The April Federal order Class I base milk price was announced by the USDA at $14.10 per cwt., up 74 cents from March but $1.95 below April 2017. That equates to $1.21 per gallon, up from $1.15 in March and compares to $1.45 a year ago. The four month average is at $14.29, down from $16.78 a year ago and $14.30 in 2016.

Cooperatives Working Together (CWT) accepted 17 requests for export assistance the week of March 19 from member cooperatives to sell 2.36 million pounds of Cheddar and Monterey Jack cheese, and 220,462 pounds of butter to customers in Africa, Asia, the Middle East and North Africa. The product has been contracted for delivery through June and raised CWT’s 2018 exports to 25.23 million pounds of American-type cheeses and 4.9 million pounds of butter.

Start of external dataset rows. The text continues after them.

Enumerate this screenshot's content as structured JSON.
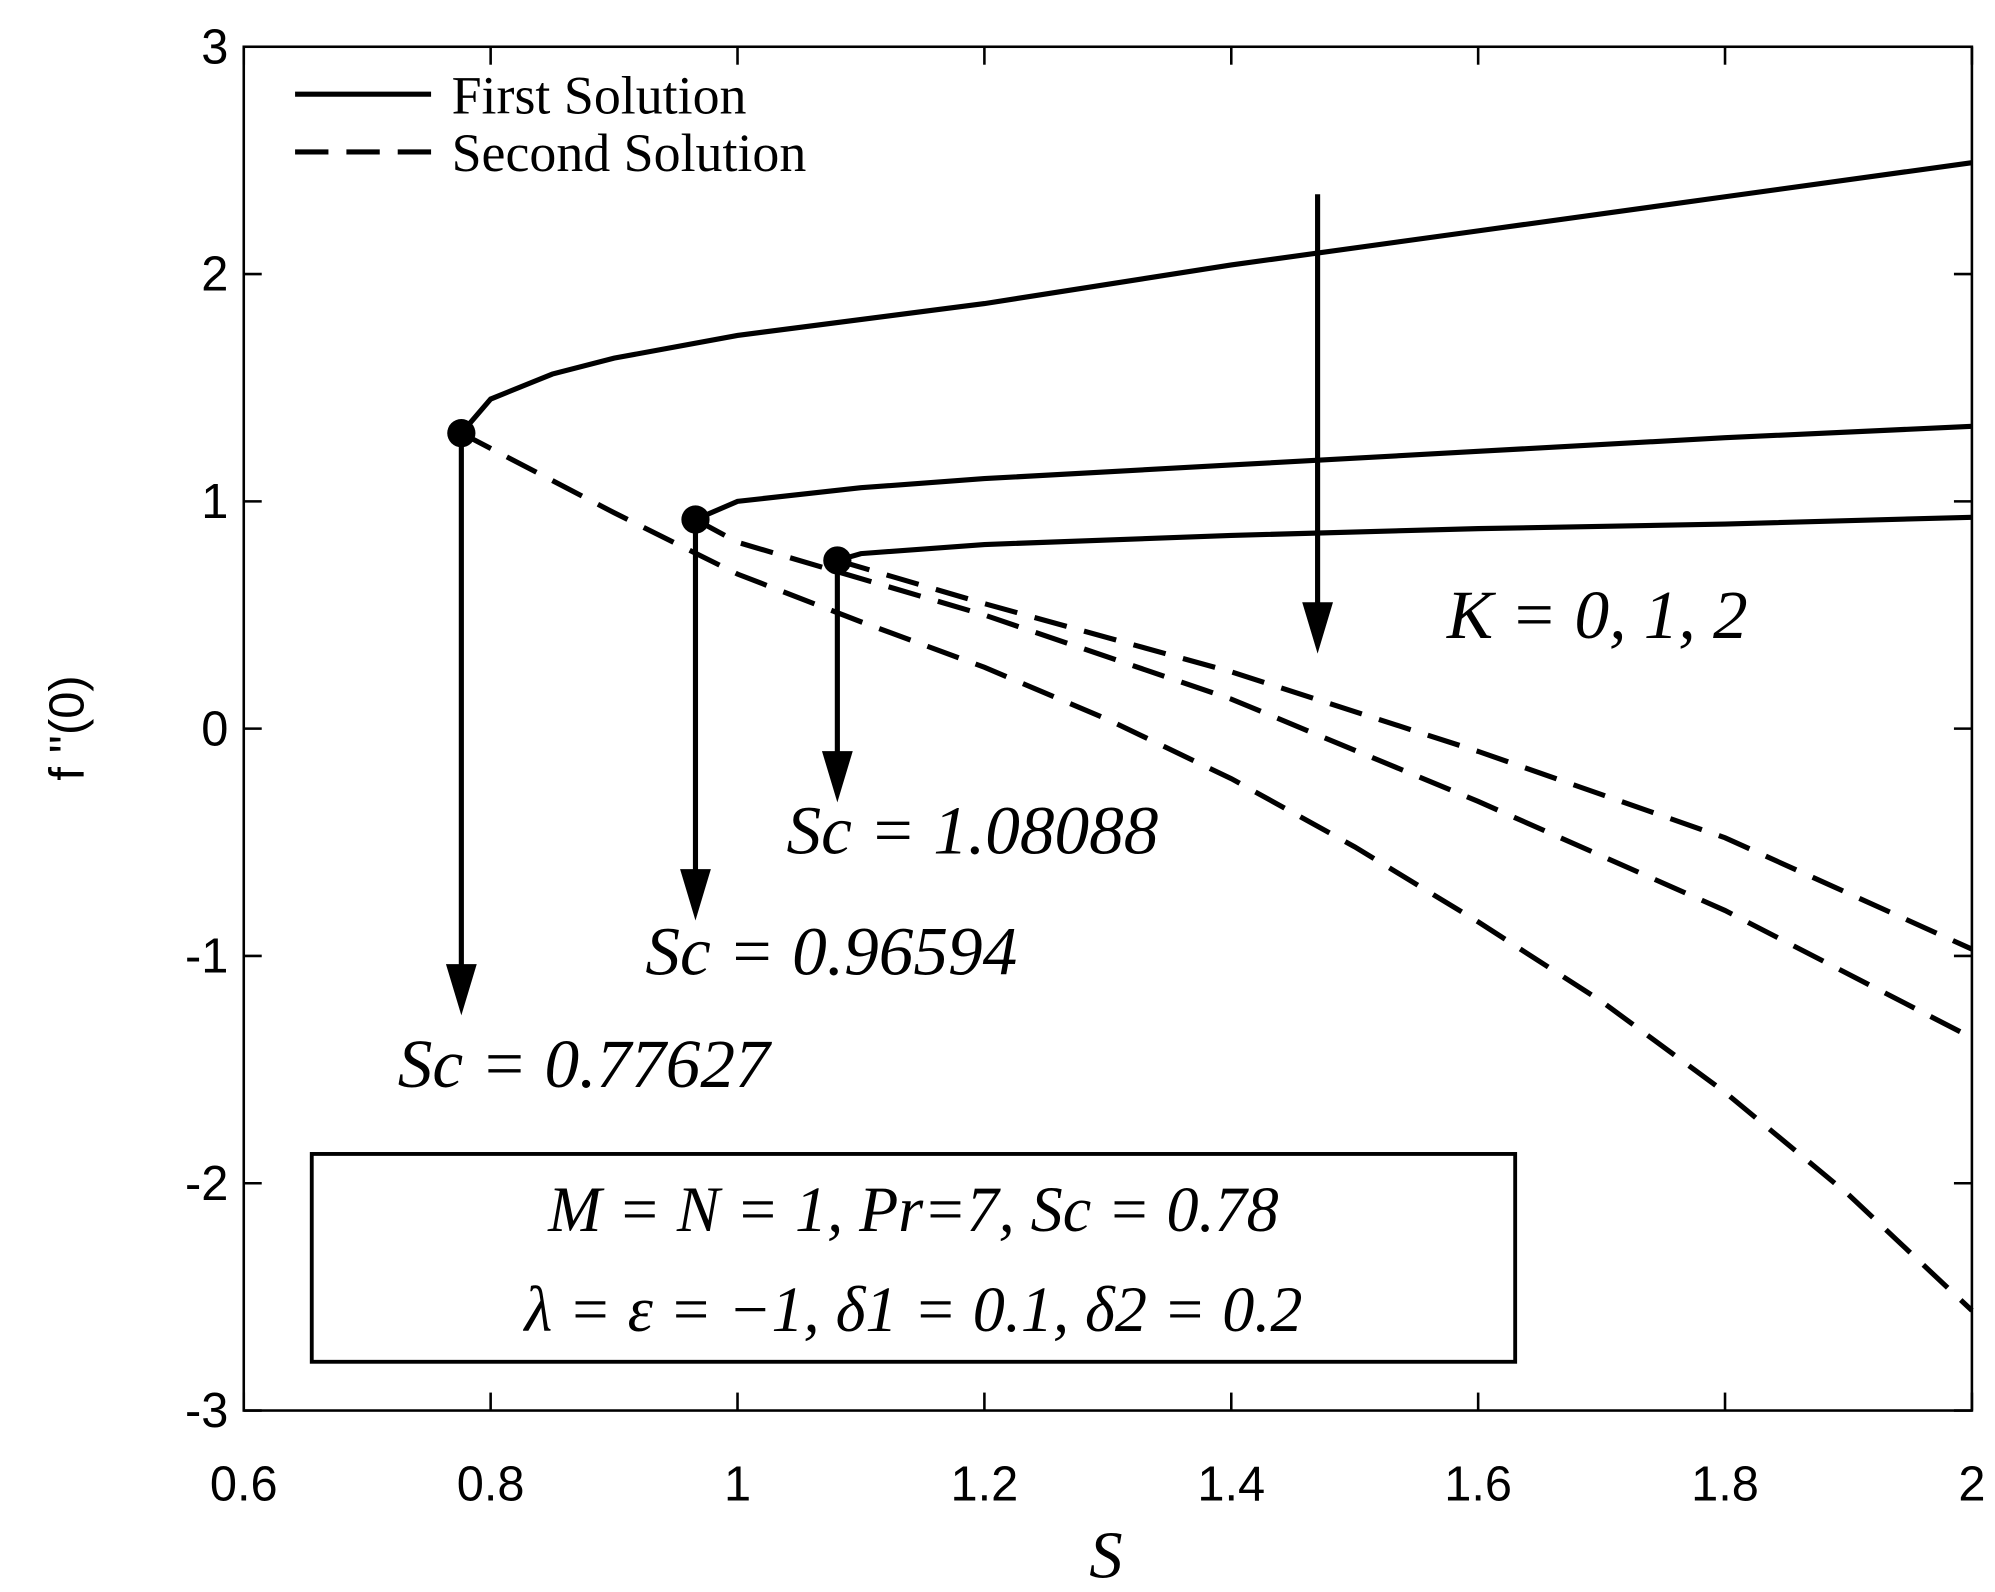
{
  "chart_data": {
    "type": "line",
    "xlabel": "S",
    "ylabel": "f ''(0)",
    "xlim": [
      0.6,
      2
    ],
    "ylim": [
      -3,
      3
    ],
    "xticks": [
      0.6,
      0.8,
      1,
      1.2,
      1.4,
      1.6,
      1.8,
      2
    ],
    "yticks": [
      -3,
      -2,
      -1,
      0,
      1,
      2,
      3
    ],
    "legend": "upper left",
    "series": [
      {
        "name": "First Solution",
        "color": "#000000",
        "dash": false,
        "curves": [
          {
            "x": [
              0.77627,
              0.8,
              0.85,
              0.9,
              1.0,
              1.2,
              1.4,
              1.6,
              1.8,
              2.0
            ],
            "values": [
              1.3,
              1.45,
              1.56,
              1.63,
              1.73,
              1.87,
              2.04,
              2.19,
              2.34,
              2.49
            ]
          },
          {
            "x": [
              0.96594,
              1.0,
              1.1,
              1.2,
              1.4,
              1.6,
              1.8,
              2.0
            ],
            "values": [
              0.92,
              1.0,
              1.06,
              1.1,
              1.16,
              1.22,
              1.28,
              1.33
            ]
          },
          {
            "x": [
              1.08088,
              1.1,
              1.2,
              1.4,
              1.6,
              1.8,
              2.0
            ],
            "values": [
              0.74,
              0.77,
              0.81,
              0.85,
              0.88,
              0.9,
              0.93
            ]
          }
        ]
      },
      {
        "name": "Second Solution",
        "color": "#000000",
        "dash": true,
        "curves": [
          {
            "x": [
              0.77627,
              0.9,
              1.0,
              1.1,
              1.2,
              1.3,
              1.4,
              1.5,
              1.6,
              1.7,
              1.8,
              1.9,
              2.0
            ],
            "values": [
              1.3,
              0.95,
              0.68,
              0.47,
              0.27,
              0.04,
              -0.22,
              -0.52,
              -0.85,
              -1.2,
              -1.6,
              -2.05,
              -2.56
            ]
          },
          {
            "x": [
              0.96594,
              1.0,
              1.2,
              1.4,
              1.6,
              1.8,
              2.0
            ],
            "values": [
              0.92,
              0.82,
              0.5,
              0.13,
              -0.32,
              -0.8,
              -1.36
            ]
          },
          {
            "x": [
              1.08088,
              1.2,
              1.4,
              1.6,
              1.8,
              2.0
            ],
            "values": [
              0.74,
              0.55,
              0.25,
              -0.1,
              -0.48,
              -0.97
            ]
          }
        ]
      }
    ],
    "annotations": [
      "K = 0, 1, 2",
      "Sc = 1.08088",
      "Sc = 0.96594",
      "Sc = 0.77627"
    ],
    "parameter_box": [
      "M = N = 1, Pr=7, Sc = 0.78",
      "λ = ε = −1, δ1 = 0.1, δ2 = 0.2"
    ]
  }
}
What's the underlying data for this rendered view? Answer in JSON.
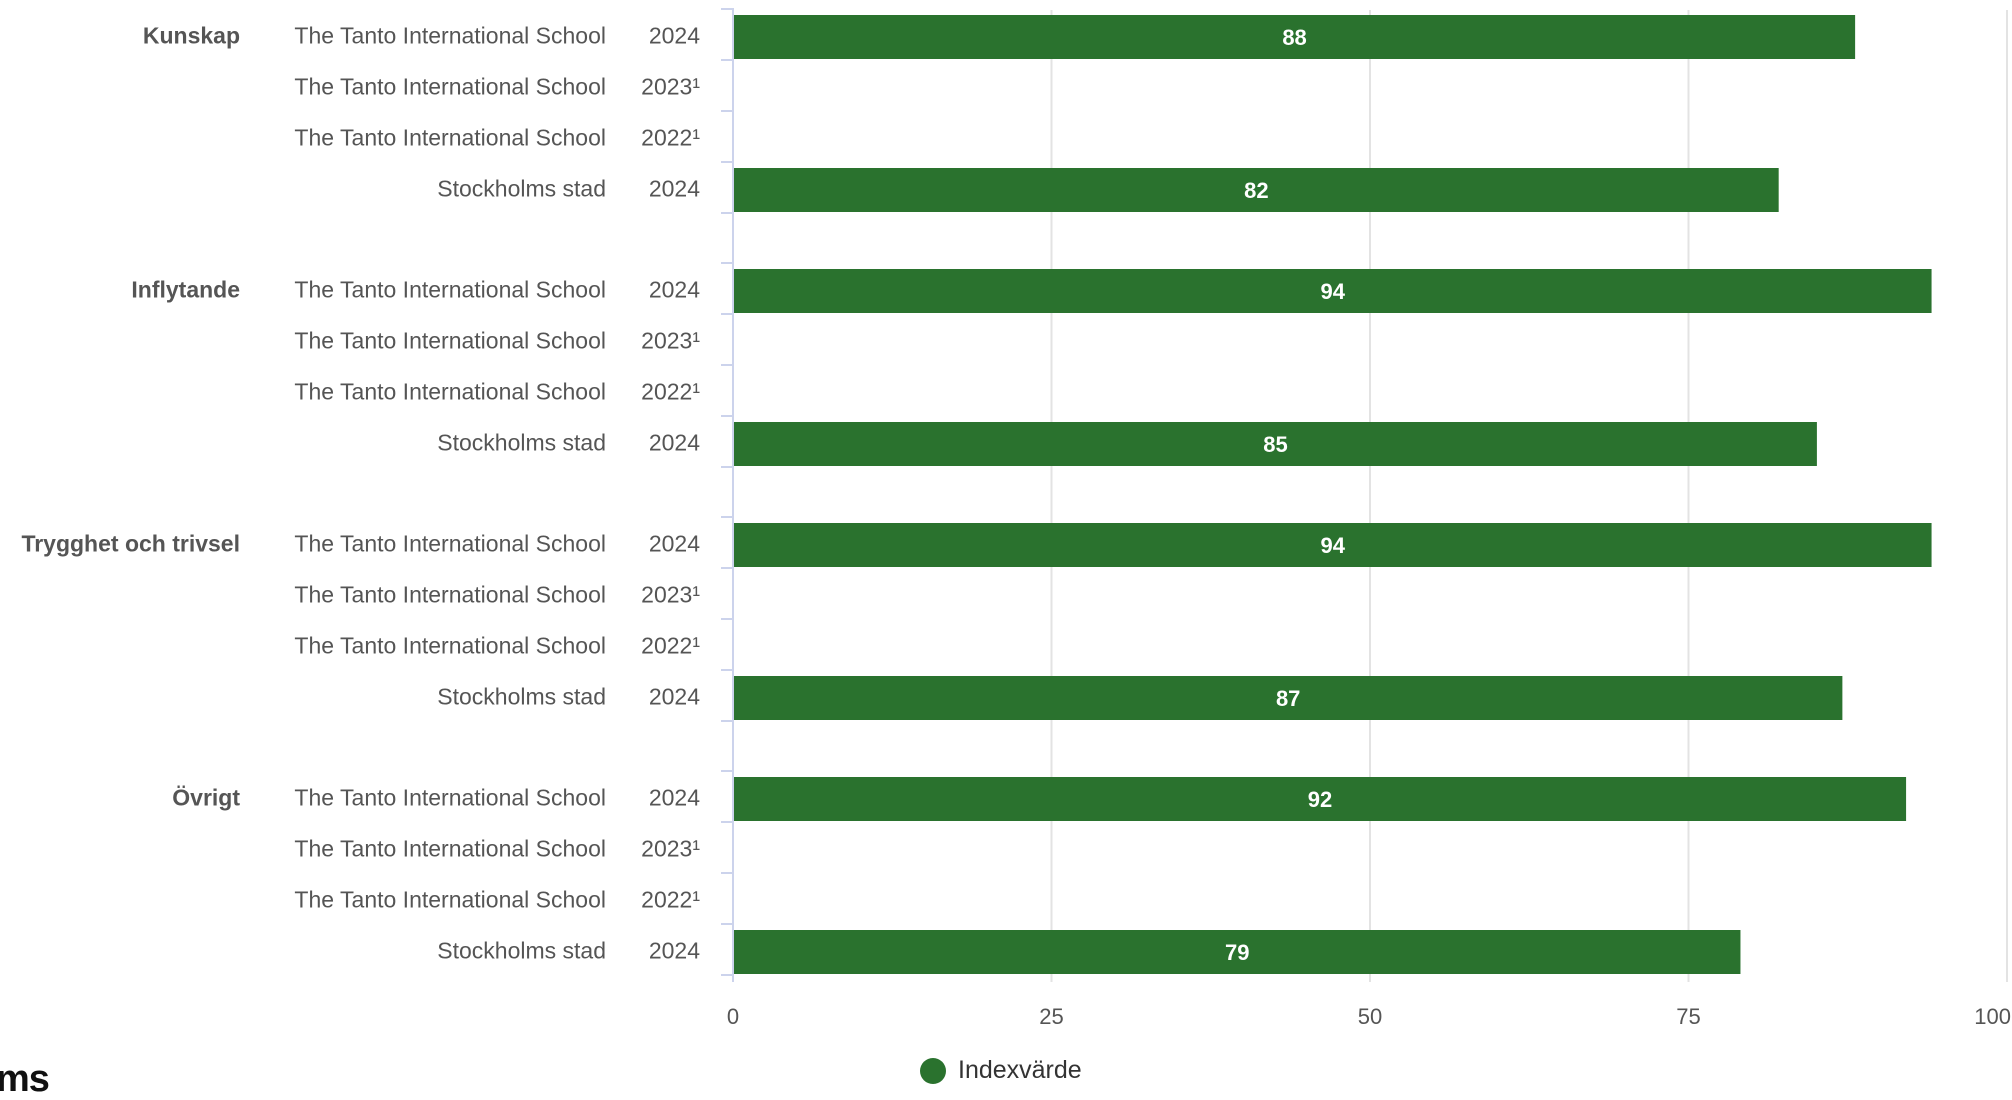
{
  "chart_data": {
    "type": "bar",
    "orientation": "horizontal",
    "xlim": [
      0,
      100
    ],
    "ticks": [
      "0",
      "25",
      "50",
      "75",
      "100"
    ],
    "grid": true,
    "legend_position": "bottom",
    "bar_color": "#2a722e",
    "series": [
      {
        "name": "Indexvärde"
      }
    ],
    "groups": [
      {
        "category": "Kunskap",
        "rows": [
          {
            "entity": "The Tanto International School",
            "year": "2024",
            "value": 88,
            "label": "88"
          },
          {
            "entity": "The Tanto International School",
            "year": "2023¹",
            "value": null,
            "label": ""
          },
          {
            "entity": "The Tanto International School",
            "year": "2022¹",
            "value": null,
            "label": ""
          },
          {
            "entity": "Stockholms stad",
            "year": "2024",
            "value": 82,
            "label": "82"
          }
        ]
      },
      {
        "category": "Inflytande",
        "rows": [
          {
            "entity": "The Tanto International School",
            "year": "2024",
            "value": 94,
            "label": "94"
          },
          {
            "entity": "The Tanto International School",
            "year": "2023¹",
            "value": null,
            "label": ""
          },
          {
            "entity": "The Tanto International School",
            "year": "2022¹",
            "value": null,
            "label": ""
          },
          {
            "entity": "Stockholms stad",
            "year": "2024",
            "value": 85,
            "label": "85"
          }
        ]
      },
      {
        "category": "Trygghet och trivsel",
        "rows": [
          {
            "entity": "The Tanto International School",
            "year": "2024",
            "value": 94,
            "label": "94"
          },
          {
            "entity": "The Tanto International School",
            "year": "2023¹",
            "value": null,
            "label": ""
          },
          {
            "entity": "The Tanto International School",
            "year": "2022¹",
            "value": null,
            "label": ""
          },
          {
            "entity": "Stockholms stad",
            "year": "2024",
            "value": 87,
            "label": "87"
          }
        ]
      },
      {
        "category": "Övrigt",
        "rows": [
          {
            "entity": "The Tanto International School",
            "year": "2024",
            "value": 92,
            "label": "92"
          },
          {
            "entity": "The Tanto International School",
            "year": "2023¹",
            "value": null,
            "label": ""
          },
          {
            "entity": "The Tanto International School",
            "year": "2022¹",
            "value": null,
            "label": ""
          },
          {
            "entity": "Stockholms stad",
            "year": "2024",
            "value": 79,
            "label": "79"
          }
        ]
      }
    ]
  },
  "legend": {
    "label": "Indexvärde"
  },
  "logo": {
    "text": "ms"
  }
}
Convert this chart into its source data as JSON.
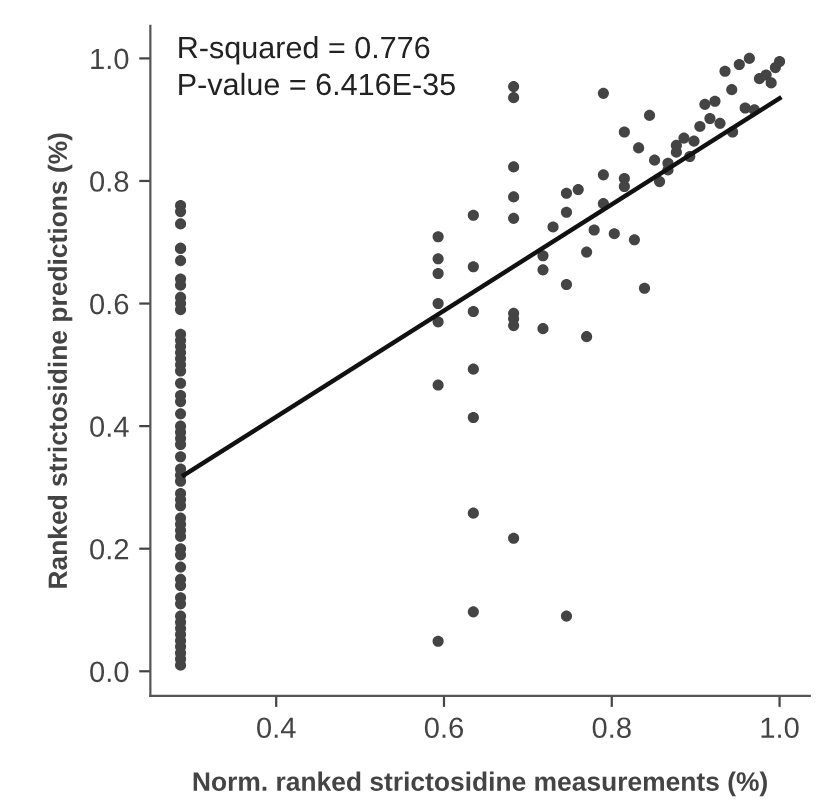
{
  "chart_data": {
    "type": "scatter",
    "xlabel": "Norm. ranked strictosidine measurements (%)",
    "ylabel": "Ranked strictosidine predictions (%)",
    "annotations": [
      "R-squared = 0.776",
      "P-value = 6.416E-35"
    ],
    "xlim": [
      0.25,
      1.036
    ],
    "ylim": [
      -0.04,
      1.053
    ],
    "xticks": [
      0.4,
      0.6,
      0.8,
      {
        "value": 1.0,
        "label": "1.0"
      }
    ],
    "yticks": [
      {
        "value": 0.0,
        "label": "0.0"
      },
      0.2,
      0.4,
      0.6,
      0.8,
      {
        "value": 1.0,
        "label": "1.0"
      }
    ],
    "grid": false,
    "marker": "circle",
    "series": [
      {
        "color": "#444444",
        "x": [
          0.286,
          0.286,
          0.286,
          0.286,
          0.286,
          0.286,
          0.286,
          0.286,
          0.286,
          0.286,
          0.286,
          0.286,
          0.286,
          0.286,
          0.286,
          0.286,
          0.286,
          0.286,
          0.286,
          0.286,
          0.286,
          0.286,
          0.286,
          0.286,
          0.286,
          0.286,
          0.286,
          0.286,
          0.286,
          0.286,
          0.286,
          0.286,
          0.286,
          0.286,
          0.286,
          0.286,
          0.286,
          0.286,
          0.286,
          0.286,
          0.286,
          0.286,
          0.286,
          0.286,
          0.286,
          0.286,
          0.286,
          0.286,
          0.286,
          0.286,
          0.286,
          0.286,
          0.286,
          0.593,
          0.593,
          0.593,
          0.593,
          0.593,
          0.593,
          0.593,
          0.635,
          0.635,
          0.635,
          0.635,
          0.635,
          0.635,
          0.635,
          0.683,
          0.683,
          0.683,
          0.683,
          0.683,
          0.683,
          0.683,
          0.683,
          0.683,
          0.718,
          0.718,
          0.718,
          0.73,
          0.746,
          0.746,
          0.746,
          0.746,
          0.76,
          0.77,
          0.77,
          0.779,
          0.79,
          0.79,
          0.79,
          0.803,
          0.815,
          0.815,
          0.815,
          0.827,
          0.832,
          0.839,
          0.845,
          0.851,
          0.857,
          0.867,
          0.867,
          0.877,
          0.877,
          0.886,
          0.893,
          0.898,
          0.905,
          0.911,
          0.917,
          0.923,
          0.929,
          0.935,
          0.943,
          0.944,
          0.952,
          0.959,
          0.964,
          0.97,
          0.976,
          0.984,
          0.99,
          0.995,
          1.0
        ],
        "values": [
          0.76,
          0.75,
          0.73,
          0.69,
          0.69,
          0.67,
          0.64,
          0.63,
          0.61,
          0.6,
          0.59,
          0.55,
          0.54,
          0.53,
          0.52,
          0.51,
          0.5,
          0.49,
          0.47,
          0.45,
          0.44,
          0.42,
          0.4,
          0.39,
          0.38,
          0.37,
          0.35,
          0.33,
          0.32,
          0.31,
          0.29,
          0.28,
          0.27,
          0.25,
          0.24,
          0.23,
          0.22,
          0.2,
          0.19,
          0.17,
          0.15,
          0.14,
          0.12,
          0.11,
          0.09,
          0.08,
          0.07,
          0.06,
          0.05,
          0.04,
          0.03,
          0.02,
          0.01,
          0.709,
          0.673,
          0.649,
          0.6,
          0.57,
          0.467,
          0.049,
          0.744,
          0.66,
          0.587,
          0.493,
          0.414,
          0.258,
          0.097,
          0.954,
          0.936,
          0.823,
          0.774,
          0.739,
          0.584,
          0.575,
          0.564,
          0.217,
          0.678,
          0.655,
          0.559,
          0.725,
          0.78,
          0.749,
          0.631,
          0.09,
          0.786,
          0.684,
          0.546,
          0.72,
          0.943,
          0.81,
          0.763,
          0.714,
          0.88,
          0.804,
          0.791,
          0.704,
          0.854,
          0.625,
          0.907,
          0.834,
          0.799,
          0.829,
          0.818,
          0.858,
          0.847,
          0.87,
          0.84,
          0.865,
          0.889,
          0.925,
          0.902,
          0.93,
          0.894,
          0.979,
          0.949,
          0.88,
          0.99,
          0.919,
          1.0,
          0.916,
          0.967,
          0.973,
          0.96,
          0.985,
          0.995
        ]
      },
      {
        "type": "line",
        "color": "#111111",
        "x": [
          0.29,
          1.0
        ],
        "values": [
          0.32,
          0.935
        ],
        "marker": "none",
        "line_style": "solid"
      }
    ]
  }
}
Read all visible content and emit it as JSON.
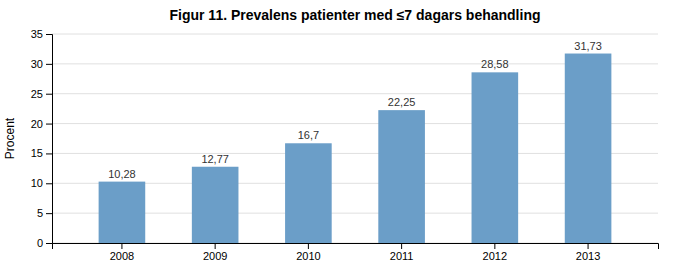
{
  "chart_data": {
    "type": "bar",
    "title": "Figur 11. Prevalens patienter med ≤7 dagars behandling",
    "ylabel": "Procent",
    "categories": [
      "2008",
      "2009",
      "2010",
      "2011",
      "2012",
      "2013"
    ],
    "values": [
      10.28,
      12.77,
      16.7,
      22.25,
      28.58,
      31.73
    ],
    "value_labels": [
      "10,28",
      "12,77",
      "16,7",
      "22,25",
      "28,58",
      "31,73"
    ],
    "color": "#6b9ec8",
    "ylim": [
      0,
      35
    ],
    "yticks": [
      0,
      5,
      10,
      15,
      20,
      25,
      30,
      35
    ],
    "grid": true,
    "data_labels": true
  }
}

As mentioned earlier, while the President threatened a veto Friday, the International Dairy Foods Association (IDFA) commended Congress for approving the 2,223 page omnibus appropriations bill that includes 12 major appropriations bills for FY2018 ending September 30.

It also amends Section 199A of the Tax Cuts and Jobs Act to, as IDFA put it, “resolve the unintended consequences that threatened to distort the dairy marketplace. The amended language levels the playing field for IDFA’s cooperative and non-cooperative members that produce milk and dairy products.”

The National Milk Producers Federation praised the bill’s provision that directs the U.S. Food and Drug Administration (FDA) to “take action against mislabeled imitation dairy foods, representing a major victory for farmers and consumers.”

“The massive omnibus spending bill to fund the government for the remainder of Fiscal Year 2018 includes report language instructing FDA to enforce labeling standards affecting dairy imitators. NMPF said the omnibus language builds on the DAIRY PRIDE Act (DPA), a bipartisan bill introduced last year in both chambers of Congress to compel FDA to act against misbranded imitations.”

“It’s high time that we end the blatant disregard for federal labeling standards by marketers of nutritionally inferior imitation dairy products,” said NMPF CEO Jim Mulhern. “The language in the congressional budget bill will help ensure action on the matter by FDA after years and years of inaction. This measure is clear and unequivocal that honest labeling matters to Congress and consumers, and that FDA can no longer turn a blind eye toward fake foods that deliberately flout federal standards of identity.”